L’étape Maguri sur la route de Chabag

JMB  |  Maguri? Kékséksa? A mi-chemin entre Chexbres et Chabag sur la mer Noire, Maguri est un village roumain perché sur la crête des Carpates occidentales, non loin de Cluj Napoca. Rappelez-vous: en 1990, un grand mouvement de solidarité s’était manifesté dans les pays francophones en faveur des villages roumains que la dictature communiste de Ceaucescu vouait à la disparition.
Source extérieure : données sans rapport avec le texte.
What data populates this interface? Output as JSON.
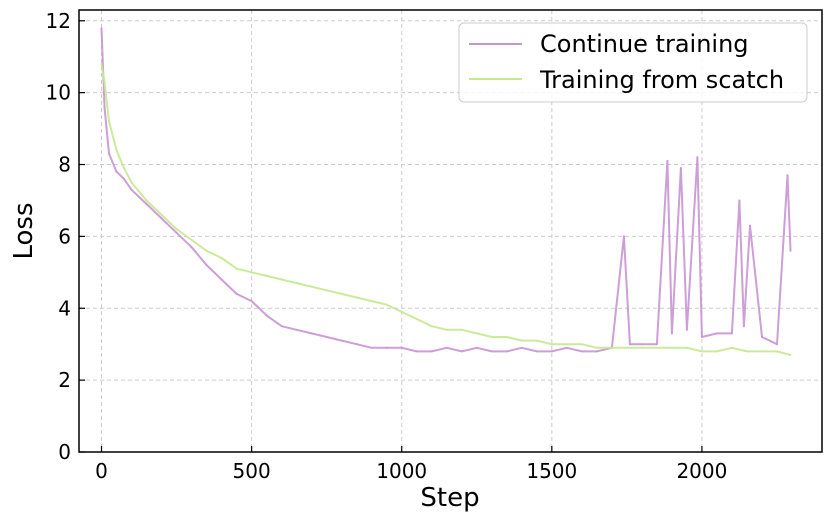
{
  "chart_data": {
    "type": "line",
    "xlabel": "Step",
    "ylabel": "Loss",
    "xlim": [
      -75,
      2400
    ],
    "ylim": [
      0,
      12.3
    ],
    "xticks": [
      "0",
      "500",
      "1000",
      "1500",
      "2000"
    ],
    "xtick_values": [
      0,
      500,
      1000,
      1500,
      2000
    ],
    "yticks": [
      "0",
      "2",
      "4",
      "6",
      "8",
      "10",
      "12"
    ],
    "ytick_values": [
      0,
      2,
      4,
      6,
      8,
      10,
      12
    ],
    "grid": true,
    "legend_position": "top-right",
    "series": [
      {
        "name": "Continue training",
        "color": "#c994d4",
        "x": [
          0,
          10,
          25,
          50,
          75,
          100,
          150,
          200,
          250,
          300,
          350,
          400,
          450,
          500,
          550,
          600,
          650,
          700,
          750,
          800,
          850,
          900,
          950,
          1000,
          1050,
          1100,
          1150,
          1200,
          1250,
          1300,
          1350,
          1400,
          1450,
          1500,
          1550,
          1600,
          1650,
          1700,
          1740,
          1760,
          1800,
          1850,
          1885,
          1900,
          1930,
          1950,
          1985,
          2000,
          2050,
          2100,
          2125,
          2140,
          2160,
          2200,
          2250,
          2285,
          2295
        ],
        "y": [
          11.8,
          9.6,
          8.3,
          7.8,
          7.6,
          7.3,
          6.9,
          6.5,
          6.1,
          5.7,
          5.2,
          4.8,
          4.4,
          4.2,
          3.8,
          3.5,
          3.4,
          3.3,
          3.2,
          3.1,
          3.0,
          2.9,
          2.9,
          2.9,
          2.8,
          2.8,
          2.9,
          2.8,
          2.9,
          2.8,
          2.8,
          2.9,
          2.8,
          2.8,
          2.9,
          2.8,
          2.8,
          2.9,
          6.0,
          3.0,
          3.0,
          3.0,
          8.1,
          3.3,
          7.9,
          3.4,
          8.2,
          3.2,
          3.3,
          3.3,
          7.0,
          3.5,
          6.3,
          3.2,
          3.0,
          7.7,
          5.6
        ]
      },
      {
        "name": "Training from scatch",
        "color": "#c6e88f",
        "x": [
          0,
          10,
          25,
          50,
          75,
          100,
          150,
          200,
          250,
          300,
          350,
          400,
          450,
          500,
          550,
          600,
          650,
          700,
          750,
          800,
          850,
          900,
          950,
          1000,
          1050,
          1100,
          1150,
          1200,
          1250,
          1300,
          1350,
          1400,
          1450,
          1500,
          1550,
          1600,
          1650,
          1700,
          1750,
          1800,
          1850,
          1900,
          1950,
          2000,
          2050,
          2100,
          2150,
          2200,
          2250,
          2295
        ],
        "y": [
          10.8,
          10.3,
          9.2,
          8.4,
          7.9,
          7.5,
          7.0,
          6.6,
          6.2,
          5.9,
          5.6,
          5.4,
          5.1,
          5.0,
          4.9,
          4.8,
          4.7,
          4.6,
          4.5,
          4.4,
          4.3,
          4.2,
          4.1,
          3.9,
          3.7,
          3.5,
          3.4,
          3.4,
          3.3,
          3.2,
          3.2,
          3.1,
          3.1,
          3.0,
          3.0,
          3.0,
          2.9,
          2.9,
          2.9,
          2.9,
          2.9,
          2.9,
          2.9,
          2.8,
          2.8,
          2.9,
          2.8,
          2.8,
          2.8,
          2.7
        ]
      }
    ]
  }
}
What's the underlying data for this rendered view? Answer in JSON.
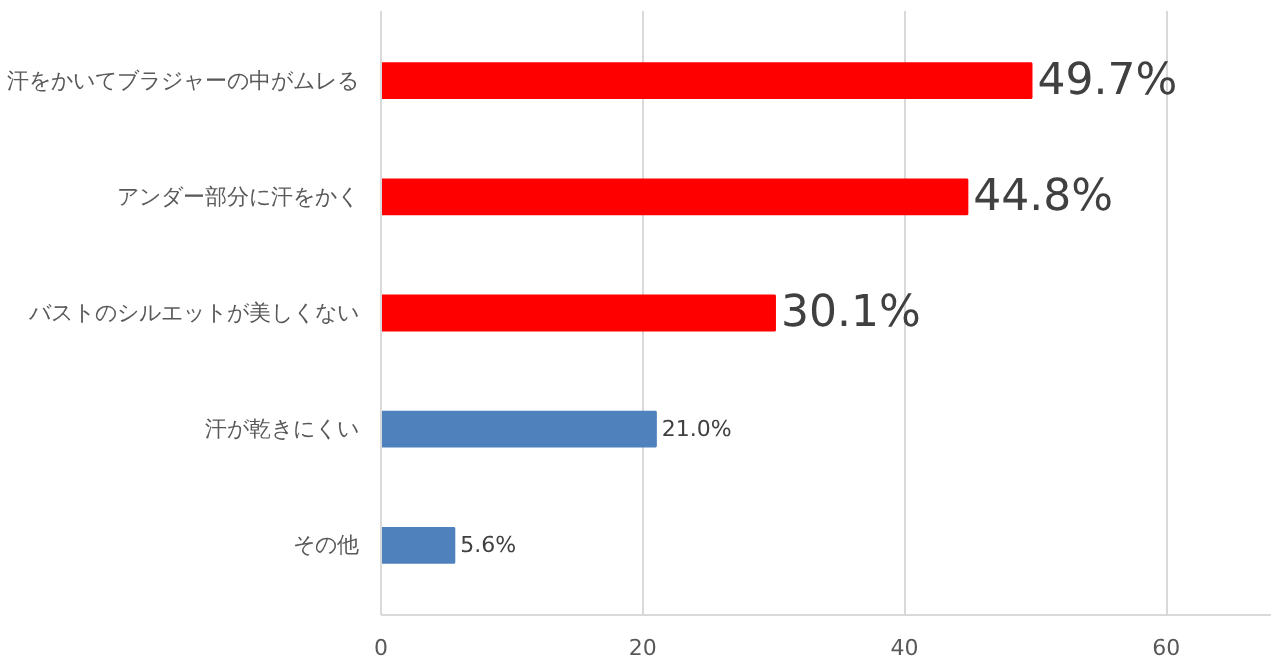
{
  "chart_data": {
    "type": "bar",
    "orientation": "horizontal",
    "categories": [
      "汗をかいてブラジャーの中がムレる",
      "アンダー部分に汗をかく",
      "バストのシルエットが美しくない",
      "汗が乾きにくい",
      "その他"
    ],
    "values": [
      49.7,
      44.8,
      30.1,
      21.0,
      5.6
    ],
    "colors": [
      "#ff0000",
      "#ff0000",
      "#ff0000",
      "#4f81bd",
      "#4f81bd"
    ],
    "value_labels": [
      "49.7%",
      "44.8%",
      "30.1%",
      "21.0%",
      "5.6%"
    ],
    "xlim": [
      0,
      68
    ],
    "xticks": [
      0,
      20,
      40,
      60
    ],
    "grid": "x"
  }
}
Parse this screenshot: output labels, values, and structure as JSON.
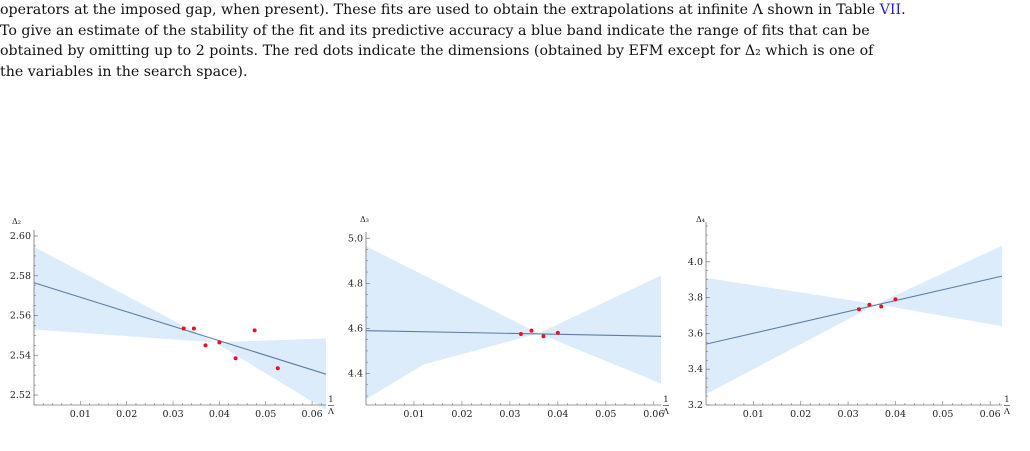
{
  "caption": {
    "line1_pre": "operators at the imposed gap, when present). These fits are used to obtain the extrapolations at infinite Λ shown in Table ",
    "line1_ref": "VII",
    "line1_post": ".",
    "line2": "To give an estimate of the stability of the fit and its predictive accuracy a blue band indicate the range of fits that can be",
    "line3": "obtained by omitting up to 2 points. The red dots indicate the dimensions (obtained by EFM except for Δ₂ which is one of",
    "line4": "the variables in the search space)."
  },
  "colors": {
    "band": "#dcecfb",
    "fit_line": "#5a7fa6",
    "points": "#e8121e",
    "axis": "#777777",
    "link": "#2222cc"
  },
  "chart_data": [
    {
      "type": "scatter",
      "ylabel": "Δ₂",
      "xlabel_num": "1",
      "xlabel_den": "Λ",
      "xlim": [
        0,
        0.063
      ],
      "ylim": [
        2.515,
        2.601
      ],
      "x_ticks": [
        0.01,
        0.02,
        0.03,
        0.04,
        0.05,
        0.06
      ],
      "x_tick_labels": [
        "0.01",
        "0.02",
        "0.03",
        "0.04",
        "0.05",
        "0.06"
      ],
      "y_ticks": [
        2.52,
        2.54,
        2.56,
        2.58,
        2.6
      ],
      "y_tick_labels": [
        "2.52",
        "2.54",
        "2.56",
        "2.58",
        "2.60"
      ],
      "points": [
        {
          "x": 0.0323,
          "y": 2.5535
        },
        {
          "x": 0.0345,
          "y": 2.5535
        },
        {
          "x": 0.037,
          "y": 2.545
        },
        {
          "x": 0.04,
          "y": 2.5465
        },
        {
          "x": 0.0435,
          "y": 2.5385
        },
        {
          "x": 0.0476,
          "y": 2.5525
        },
        {
          "x": 0.0526,
          "y": 2.5335
        }
      ],
      "fit": {
        "x": [
          0,
          0.063
        ],
        "y": [
          2.5765,
          2.5305
        ]
      },
      "band_upper": {
        "x": [
          0,
          0.039,
          0.063
        ],
        "y": [
          2.5945,
          2.5465,
          2.5485
        ]
      },
      "band_lower": {
        "x": [
          0,
          0.039,
          0.063
        ],
        "y": [
          2.553,
          2.5465,
          2.5125
        ]
      }
    },
    {
      "type": "scatter",
      "ylabel": "Δ₃",
      "xlabel_num": "1",
      "xlabel_den": "Λ",
      "xlim": [
        0,
        0.0615
      ],
      "ylim": [
        4.26,
        5.01
      ],
      "x_ticks": [
        0.01,
        0.02,
        0.03,
        0.04,
        0.05,
        0.06
      ],
      "x_tick_labels": [
        "0.01",
        "0.02",
        "0.03",
        "0.04",
        "0.05",
        "0.06"
      ],
      "y_ticks": [
        4.4,
        4.6,
        4.8,
        5.0
      ],
      "y_tick_labels": [
        "4.4",
        "4.6",
        "4.8",
        "5.0"
      ],
      "points": [
        {
          "x": 0.0323,
          "y": 4.575
        },
        {
          "x": 0.0345,
          "y": 4.59
        },
        {
          "x": 0.037,
          "y": 4.565
        },
        {
          "x": 0.04,
          "y": 4.58
        }
      ],
      "fit": {
        "x": [
          0,
          0.0615
        ],
        "y": [
          4.59,
          4.565
        ]
      },
      "band_upper": {
        "x": [
          0,
          0.036,
          0.0615
        ],
        "y": [
          4.965,
          4.578,
          4.835
        ]
      },
      "band_lower": {
        "x": [
          0,
          0.012,
          0.036,
          0.0615
        ],
        "y": [
          4.285,
          4.44,
          4.578,
          4.355
        ]
      }
    },
    {
      "type": "scatter",
      "ylabel": "Δ₄",
      "xlabel_num": "1",
      "xlabel_den": "Λ",
      "xlim": [
        0,
        0.0625
      ],
      "ylim": [
        3.2,
        4.2
      ],
      "x_ticks": [
        0.01,
        0.02,
        0.03,
        0.04,
        0.05,
        0.06
      ],
      "x_tick_labels": [
        "0.01",
        "0.02",
        "0.03",
        "0.04",
        "0.05",
        "0.06"
      ],
      "y_ticks": [
        3.2,
        3.4,
        3.6,
        3.8,
        4.0
      ],
      "y_tick_labels": [
        "3.2",
        "3.4",
        "3.6",
        "3.8",
        "4.0"
      ],
      "points": [
        {
          "x": 0.0323,
          "y": 3.735
        },
        {
          "x": 0.0345,
          "y": 3.76
        },
        {
          "x": 0.037,
          "y": 3.75
        },
        {
          "x": 0.04,
          "y": 3.79
        }
      ],
      "fit": {
        "x": [
          0,
          0.0625
        ],
        "y": [
          3.54,
          3.92
        ]
      },
      "band_upper": {
        "x": [
          0,
          0.036,
          0.0625
        ],
        "y": [
          3.91,
          3.763,
          4.09
        ]
      },
      "band_lower": {
        "x": [
          0,
          0.036,
          0.0625
        ],
        "y": [
          3.26,
          3.763,
          3.64
        ]
      }
    }
  ]
}
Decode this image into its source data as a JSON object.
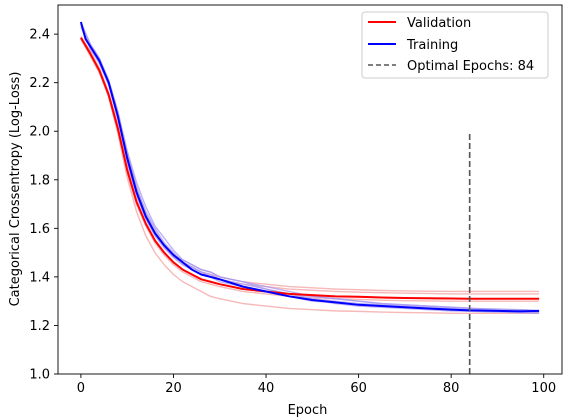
{
  "chart_data": {
    "type": "line",
    "xlabel": "Epoch",
    "ylabel": "Categorical Crossentropy (Log-Loss)",
    "xlim": [
      -4.95,
      103.95
    ],
    "ylim": [
      1.0,
      2.52
    ],
    "xticks": [
      0,
      20,
      40,
      60,
      80,
      100
    ],
    "yticks": [
      1.0,
      1.2,
      1.4,
      1.6,
      1.8,
      2.0,
      2.2,
      2.4
    ],
    "xtick_labels": [
      "0",
      "20",
      "40",
      "60",
      "80",
      "100"
    ],
    "ytick_labels": [
      "1.0",
      "1.2",
      "1.4",
      "1.6",
      "1.8",
      "2.0",
      "2.2",
      "2.4"
    ],
    "legend_position": "upper right",
    "colors": {
      "validation": "#ff0000",
      "training": "#0000ff",
      "validation_runs": "#f4a0a0",
      "training_runs": "#a898f0",
      "optimal": "#555555"
    },
    "series": [
      {
        "name": "Validation",
        "key": "validation",
        "x": [
          0,
          2,
          4,
          6,
          8,
          10,
          12,
          14,
          16,
          18,
          20,
          22,
          24,
          26,
          28,
          30,
          35,
          40,
          45,
          50,
          55,
          60,
          65,
          70,
          75,
          80,
          84,
          90,
          95,
          99
        ],
        "y": [
          2.385,
          2.32,
          2.25,
          2.15,
          2.01,
          1.84,
          1.71,
          1.62,
          1.55,
          1.5,
          1.46,
          1.43,
          1.41,
          1.39,
          1.38,
          1.37,
          1.35,
          1.34,
          1.33,
          1.325,
          1.32,
          1.318,
          1.315,
          1.313,
          1.312,
          1.311,
          1.31,
          1.31,
          1.31,
          1.31
        ]
      },
      {
        "name": "Training",
        "key": "training",
        "x": [
          0,
          1,
          2,
          4,
          6,
          8,
          10,
          12,
          14,
          16,
          18,
          20,
          22,
          24,
          26,
          28,
          30,
          35,
          40,
          45,
          50,
          55,
          60,
          65,
          70,
          75,
          80,
          84,
          90,
          95,
          99
        ],
        "y": [
          2.45,
          2.38,
          2.35,
          2.29,
          2.2,
          2.06,
          1.89,
          1.75,
          1.65,
          1.58,
          1.53,
          1.49,
          1.46,
          1.43,
          1.41,
          1.4,
          1.39,
          1.36,
          1.34,
          1.32,
          1.305,
          1.295,
          1.285,
          1.28,
          1.275,
          1.27,
          1.265,
          1.262,
          1.26,
          1.258,
          1.26
        ]
      },
      {
        "name": "Optimal Epochs: 84",
        "key": "optimal",
        "style": "dashed",
        "x": [
          84,
          84
        ],
        "y": [
          1.0,
          1.99
        ]
      }
    ],
    "individual_runs": {
      "validation": [
        {
          "x": [
            0,
            2,
            4,
            6,
            8,
            10,
            12,
            14,
            16,
            18,
            20,
            22,
            24,
            26,
            28,
            30,
            35,
            40,
            45,
            50,
            55,
            60,
            65,
            70,
            75,
            80,
            85,
            90,
            95,
            99
          ],
          "y": [
            2.39,
            2.33,
            2.25,
            2.14,
            1.99,
            1.81,
            1.67,
            1.57,
            1.5,
            1.45,
            1.41,
            1.38,
            1.36,
            1.34,
            1.32,
            1.31,
            1.29,
            1.28,
            1.27,
            1.265,
            1.26,
            1.258,
            1.255,
            1.253,
            1.252,
            1.25,
            1.25,
            1.25,
            1.25,
            1.25
          ]
        },
        {
          "x": [
            0,
            2,
            4,
            6,
            8,
            10,
            12,
            14,
            16,
            18,
            20,
            22,
            24,
            26,
            28,
            30,
            35,
            40,
            45,
            50,
            55,
            60,
            65,
            70,
            75,
            80,
            85,
            90,
            95,
            99
          ],
          "y": [
            2.38,
            2.32,
            2.24,
            2.15,
            2.02,
            1.86,
            1.73,
            1.64,
            1.57,
            1.52,
            1.48,
            1.45,
            1.43,
            1.41,
            1.4,
            1.39,
            1.37,
            1.36,
            1.35,
            1.345,
            1.34,
            1.337,
            1.335,
            1.333,
            1.332,
            1.33,
            1.33,
            1.33,
            1.33,
            1.33
          ]
        },
        {
          "x": [
            0,
            2,
            4,
            6,
            8,
            10,
            12,
            14,
            16,
            18,
            20,
            22,
            24,
            26,
            28,
            30,
            35,
            40,
            45,
            50,
            55,
            60,
            65,
            70,
            75,
            80,
            85,
            90,
            95,
            99
          ],
          "y": [
            2.38,
            2.31,
            2.24,
            2.14,
            2.0,
            1.83,
            1.7,
            1.61,
            1.54,
            1.49,
            1.45,
            1.42,
            1.4,
            1.38,
            1.37,
            1.36,
            1.34,
            1.33,
            1.32,
            1.315,
            1.31,
            1.307,
            1.304,
            1.302,
            1.301,
            1.3,
            1.3,
            1.3,
            1.3,
            1.3
          ]
        },
        {
          "x": [
            0,
            2,
            4,
            6,
            8,
            10,
            12,
            14,
            16,
            18,
            20,
            22,
            24,
            26,
            28,
            30,
            35,
            40,
            45,
            50,
            55,
            60,
            65,
            70,
            75,
            80,
            85,
            90,
            95,
            99
          ],
          "y": [
            2.39,
            2.33,
            2.26,
            2.16,
            2.03,
            1.87,
            1.74,
            1.65,
            1.58,
            1.53,
            1.49,
            1.46,
            1.44,
            1.42,
            1.41,
            1.4,
            1.38,
            1.37,
            1.36,
            1.355,
            1.35,
            1.347,
            1.344,
            1.342,
            1.341,
            1.34,
            1.34,
            1.34,
            1.34,
            1.34
          ]
        },
        {
          "x": [
            0,
            2,
            4,
            6,
            8,
            10,
            12,
            14,
            16,
            18,
            20,
            22,
            24,
            26,
            28,
            30,
            35,
            40,
            45,
            50,
            55,
            60,
            65,
            70,
            75,
            80,
            85,
            90,
            95,
            99
          ],
          "y": [
            2.38,
            2.32,
            2.25,
            2.15,
            2.01,
            1.84,
            1.71,
            1.62,
            1.55,
            1.5,
            1.46,
            1.43,
            1.41,
            1.39,
            1.38,
            1.37,
            1.35,
            1.34,
            1.33,
            1.325,
            1.32,
            1.317,
            1.314,
            1.312,
            1.311,
            1.31,
            1.31,
            1.31,
            1.31,
            1.31
          ]
        }
      ],
      "training": [
        {
          "x": [
            0,
            2,
            4,
            6,
            8,
            10,
            12,
            14,
            16,
            18,
            20,
            22,
            24,
            26,
            28,
            30,
            35,
            40,
            45,
            50,
            55,
            60,
            65,
            70,
            75,
            80,
            85,
            90,
            95,
            99
          ],
          "y": [
            2.44,
            2.34,
            2.28,
            2.19,
            2.05,
            1.9,
            1.77,
            1.67,
            1.6,
            1.54,
            1.5,
            1.46,
            1.44,
            1.42,
            1.41,
            1.39,
            1.37,
            1.35,
            1.33,
            1.31,
            1.3,
            1.29,
            1.285,
            1.28,
            1.275,
            1.27,
            1.265,
            1.26,
            1.26,
            1.255
          ]
        },
        {
          "x": [
            0,
            2,
            4,
            6,
            8,
            10,
            12,
            14,
            16,
            18,
            20,
            22,
            24,
            26,
            28,
            30,
            35,
            40,
            45,
            50,
            55,
            60,
            65,
            70,
            75,
            80,
            85,
            90,
            95,
            99
          ],
          "y": [
            2.45,
            2.36,
            2.3,
            2.21,
            2.08,
            1.92,
            1.79,
            1.69,
            1.61,
            1.56,
            1.51,
            1.47,
            1.45,
            1.43,
            1.42,
            1.4,
            1.38,
            1.35,
            1.33,
            1.32,
            1.31,
            1.3,
            1.29,
            1.285,
            1.28,
            1.275,
            1.27,
            1.265,
            1.265,
            1.26
          ]
        },
        {
          "x": [
            0,
            2,
            4,
            6,
            8,
            10,
            12,
            14,
            16,
            18,
            20,
            22,
            24,
            26,
            28,
            30,
            35,
            40,
            45,
            50,
            55,
            60,
            65,
            70,
            75,
            80,
            85,
            90,
            95,
            99
          ],
          "y": [
            2.43,
            2.35,
            2.29,
            2.2,
            2.06,
            1.88,
            1.74,
            1.64,
            1.57,
            1.52,
            1.48,
            1.45,
            1.43,
            1.41,
            1.4,
            1.38,
            1.36,
            1.34,
            1.32,
            1.305,
            1.29,
            1.28,
            1.275,
            1.27,
            1.265,
            1.26,
            1.258,
            1.255,
            1.252,
            1.25
          ]
        },
        {
          "x": [
            0,
            2,
            4,
            6,
            8,
            10,
            12,
            14,
            16,
            18,
            20,
            22,
            24,
            26,
            28,
            30,
            35,
            40,
            45,
            50,
            55,
            60,
            65,
            70,
            75,
            80,
            85,
            90,
            95,
            99
          ],
          "y": [
            2.44,
            2.35,
            2.28,
            2.2,
            2.07,
            1.91,
            1.77,
            1.66,
            1.59,
            1.53,
            1.49,
            1.46,
            1.44,
            1.42,
            1.4,
            1.39,
            1.36,
            1.34,
            1.32,
            1.3,
            1.295,
            1.285,
            1.28,
            1.275,
            1.27,
            1.265,
            1.262,
            1.26,
            1.258,
            1.255
          ]
        },
        {
          "x": [
            0,
            2,
            4,
            6,
            8,
            10,
            12,
            14,
            16,
            18,
            20,
            22,
            24,
            26,
            28,
            30,
            35,
            40,
            45,
            50,
            55,
            60,
            65,
            70,
            75,
            80,
            85,
            90,
            95,
            99
          ],
          "y": [
            2.44,
            2.36,
            2.3,
            2.21,
            2.08,
            1.9,
            1.76,
            1.65,
            1.58,
            1.53,
            1.49,
            1.47,
            1.45,
            1.43,
            1.42,
            1.4,
            1.38,
            1.36,
            1.34,
            1.32,
            1.31,
            1.3,
            1.29,
            1.285,
            1.28,
            1.275,
            1.27,
            1.268,
            1.265,
            1.262
          ]
        }
      ]
    }
  }
}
Chexbres avait alors «adopté» Maguri et au printemps 1990 une cohorte de véhicules chargés d’habits, d’aliments pour nouveau-nés, de matériel médical et scolaire, de jouets et d’un énorme œuf en chocolat offert par la confiserie Moutarlier, arrivait jusqu’au village à la veille des Pâques orthodoxes.

Un quart de siècle plus tard, une équipe est retournée sur place pour faire revivre cette aventure et les souvenirs qui lui sont liés. Il en est résulté un film réalisé par Claude Cellier pour l’épisode 1990 et François Bovy pour celui de 2015. Il sera projeté le dimanche 6 novembre à 14h à la Grande Salle/Cinéma de Chexbres (entrée libre). On peut notamment voir comment les habitants de Maguri continuent de fabriquer du gruyère selon la recette apportée de Suisse il y a plus de 20 ans.

La rude beauté des paysages et les scènes bucoliques de la vie des gens de Maguri ont aussi été fixées sur la pellicule par Daniel Chappuis, un des acteurs de la première heure de cette aventure de solidarité. On pourra admirer une partie de sa collection de photos sur les murs du restaurant du festival, en même temps que l’on dégustera des plats typiquement roumains.

Tout au long de ce premier week-end du festival, la Roumanie restera très présente. Par la musique surtout. A commencer par le concert «Musiques de Roumanie et d’ailleurs» donné à l’église de Chexbres en création par Jeanne Gollut à la flûte et Alexandre Cellier à l’orgue et au piano (vendredi 4 novembre à 20h30). L’hommage rendu à Marcel Cellier se poursuivra le lendemain par une projection spéciale (hors programme) du film «Balkan Melodie», qui montre comment Marcel et Catherine Cellier ont découvert pour nous le fabuleux patrimoine musical des pays de l’Est, gardé intact derrière le rideau de fer. (Samedi 5, deux séances à 17h et 19h à la Salle du Conseil, entrée libre).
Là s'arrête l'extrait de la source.